Dès les premières notes, on est happé par un univers moite, presque tropical, qui laisse vite place à un rock incisif. Puis, sans prévenir, le morceau explose dans une jungle sonore, foisonnante et captivante. Deux influences étonnantes ont guidé cette dernière section : l’image d’une forêt nocturne grouillante de vie… et In Da Club de 50 Cent, qui semble ici réinterprété dans un contexte radicalement différent.

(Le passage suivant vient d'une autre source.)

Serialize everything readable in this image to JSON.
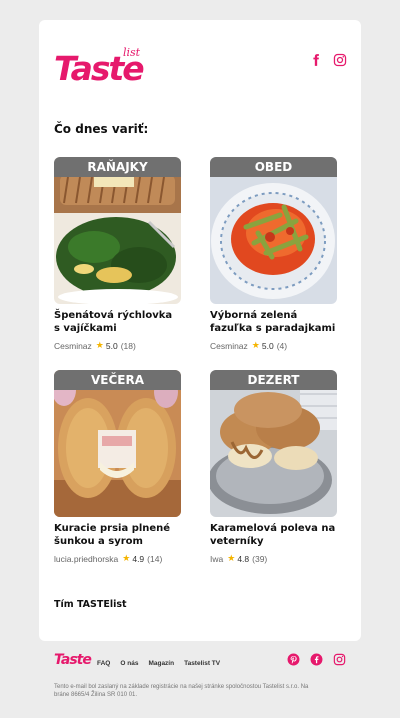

Mais « Contre-Corps » n’est pas qu’une expérience sonore : c’est aussi un regard sur la solitude au milieu de la foule. Ce malaise familier, celui où le rythme vous échappe, où les mots vous manquent, où l’on se sent étranger même entouré de monde, devient matière à danse intérieure.
Le mix d’Adrien Chappelle amplifie cette dualité avec finesse. Chaque chute vertigineuse, chaque tournant dans le brouillard musical, retrouve son équilibre dans un flux qui oscille entre errance festive et rêverie brumeuse. Résultat : un morceau qui conclut l’album avec audace, tout en nous laissant face à nos propres contradictions, oscillant entre rythme partagé et isolement personnel.